Open Lime-Cakes opened 1 year ago
Hi,
the exception you're hitting is thrown when the allocation of stream buffer fails: in this case, too much memory is being used by a data stream (Single stream of length 149766584
as per the error), which can happen e.g. when having too large outputs being streamed back from the IPU to the host.
It would be great if you could share instructions to reproduce the error and SDK version you've been using: this would enable us to to share specific remedies to the issue. In the meanwhile, here are some more generic suggestions that might help:
Prefetching allows the host to prepare the next buffer for the infeed/outfeed while it waits for the IPU to compute the current buffer. You could try to reduce the buffering depth of the infeeds/outfeeds in PopART. If your program is using buffering depth greater than 1, this might improve performance but comes at the cost of increasing the memory footprint. You could alternatively try to disable prefetching, which is enabled by default. You can find more details on how to do that in our PopART user guide.
Try to switch to a different poptorch.OutputMode()
e.g. if you're using All
, you might want to try to use Final
instead. This mode only returns the last batch instead of returning a result for each batch, which would decrease the accumulated amount of output data used. See PopTorch user guide for more details.

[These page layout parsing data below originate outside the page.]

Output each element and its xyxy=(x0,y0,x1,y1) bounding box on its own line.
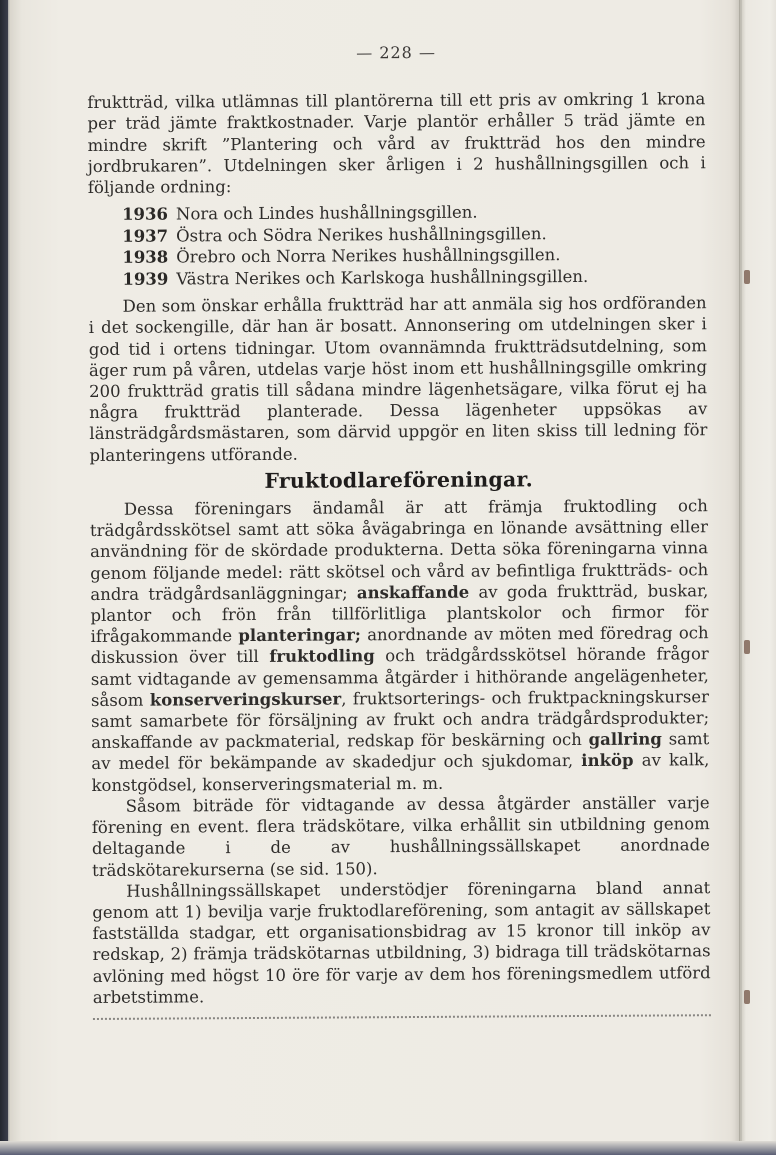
page-number: — 228 — xyxy=(356,42,436,63)
book-spine xyxy=(0,0,8,1155)
page-edge-mark xyxy=(744,640,750,654)
purpose-paragraph xyxy=(90,495,710,796)
page-text-block xyxy=(87,40,711,1020)
purpose-text: , fruktsorterings- och fruktpackningskurser samt samarbete för försäljning av frukt och andra trädgårdsprodukter; anskaffande av packmaterial, redskap för beskärning och xyxy=(91,687,710,753)
purpose-text: och trädgårdsskötsel hörande frågor samt vidtagande av gemensamma åtgärder i hithörande angelägenheter, såsom xyxy=(90,644,709,710)
page-gutter-shadow xyxy=(734,0,742,1155)
purpose-text: av goda fruktträd, buskar, plantor och frön från tillförlitliga plantskolor och firmor för ifrågakommande xyxy=(90,581,709,647)
schedule-year: 1939 xyxy=(122,269,169,289)
purpose-bold-term: gallring xyxy=(588,729,662,750)
page-edge-mark xyxy=(744,990,750,1004)
support-paragraph: Hushållningssällskapet understödjer föreningarna bland annat genom att 1) bevilja varje fruktodlareförening, som antagit av sällskapet fastställda stadgar, ett organisationsbidrag av 15 kronor till inköp av redskap, 2) främja trädskötarnas utbildning, 3) bidraga till trädskötarnas avlöning med högst 10 öre för varje av dem hos föreningsmedlem utförd arbetstimme. xyxy=(92,877,711,1007)
page-edge-mark xyxy=(744,270,750,284)
assistant-paragraph: Såsom biträde för vidtagande av dessa åtgärder anställer varje förening en event. flera trädskötare, vilka erhållit sin utbildning genom deltagande i de av hushållningssällskapet anordnade trädskötarekurserna (se sid. 150). xyxy=(91,793,710,880)
schedule-row xyxy=(122,265,706,290)
adjacent-page-edge xyxy=(739,0,776,1155)
purpose-bold-term: konserveringskurser xyxy=(149,689,342,710)
intro-paragraph: fruktträd, vilka utlämnas till plantörerna till ett pris av omkring 1 krona per träd jämte fraktkostnader. Varje plantör erhåller 5 träd jämte en mindre skrift ”Plantering och vård av fruktträd hos den mindre jordbrukaren”. Utdelningen sker årligen i 2 hushållningsgillen och i följande ordning: xyxy=(87,89,706,198)
bottom-divider xyxy=(93,1014,711,1020)
schedule-text: Västra Nerikes och Karlskoga hushållningsgillen. xyxy=(176,266,589,289)
application-paragraph: Den som önskar erhålla fruktträd har att anmäla sig hos ordföranden i det sockengille, där han är bosatt. Annonsering om utdelningen sker i god tid i ortens tidningar. Utom ovannämnda fruktträdsutdelning, som äger rum på våren, utdelas varje höst inom ett hushållningsgille omkring 200 fruktträd gratis till sådana mindre lägenhetsägare, vilka förut ej ha några fruktträd planterade. Dessa lägenheter uppsökas av länsträdgårdsmästaren, som därvid uppgör en liten skiss till ledning för planteringens utförande. xyxy=(88,293,708,465)
schedule-year: 1936 xyxy=(121,204,169,225)
purpose-text: Dessa föreningars ändamål är att främja fruktodling och trädgårdsskötsel samt att söka åvägabringa en lönande avsättning eller användning för de skördade produkterna. Detta söka föreningarna vinna genom följande medel: rätt skötsel och vård av befintliga fruktträds- och andra trädgårdsanläggningar; xyxy=(89,496,709,604)
section-heading: Fruktodlareföreningar. xyxy=(264,467,533,493)
purpose-bold-term: planteringar; xyxy=(238,625,362,646)
purpose-bold-term: inköp xyxy=(581,751,634,771)
schedule-year: 1937 xyxy=(122,226,169,246)
distribution-schedule xyxy=(122,200,707,290)
schedule-year: 1938 xyxy=(122,247,169,268)
page-bottom-edge xyxy=(0,1141,776,1155)
purpose-text: av kalk, konstgödsel, konserveringsmaterial m. m. xyxy=(91,750,710,795)
purpose-bold-term: fruktodling xyxy=(269,646,375,667)
purpose-text: anordnande av möten med föredrag och diskussion över till xyxy=(90,623,709,668)
schedule-text: Nora och Lindes hushållningsgillen. xyxy=(175,202,478,224)
purpose-bold-term: anskaffande xyxy=(356,582,470,603)
purpose-text: samt av medel för bekämpande av skadedjur och sjukdomar, xyxy=(91,729,710,774)
schedule-text: Örebro och Norra Nerikes hushållningsgillen. xyxy=(176,245,561,267)
schedule-text: Östra och Södra Nerikes hushållningsgillen. xyxy=(176,223,547,246)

Try to reduce the batch size and/or the PopTorch deviceIterations
- see PopTorch user guide.
Hope this helps for now, I encourage you to share a reproducer for us to investigate this further.
Best, Arianna
This is for training, so I left outputMode at default, which should already be last. What values would be streamed from IPU to host when training? The loss calculation would be done on the IPU since it's part of the model.
Could the stream error be related to data streaming between IPUs?
No, those streams are for IPU/host communication. Have you had a chance to try any of the other suggestions @ariannas-graphcore provided?
Yeah. Those either doesn't work, or can't be used (lower further)
By any chance are you trying to profile the Poplar executable by generating a PopVision profile? (by setting the environment variable: POPLAR_ENGINE_OPTIONS='{"autoReport.all"="true"}'
)
I have seen that occasionally cause host stream issues in the past.
We can try and provide more specific support but we would need additional information on the system, software and model you are encountering the error in:
Ideally if you can send us a code sample which reproduces the error we can provide more specific advice to help fix the problem.
Is there an explanation of this error?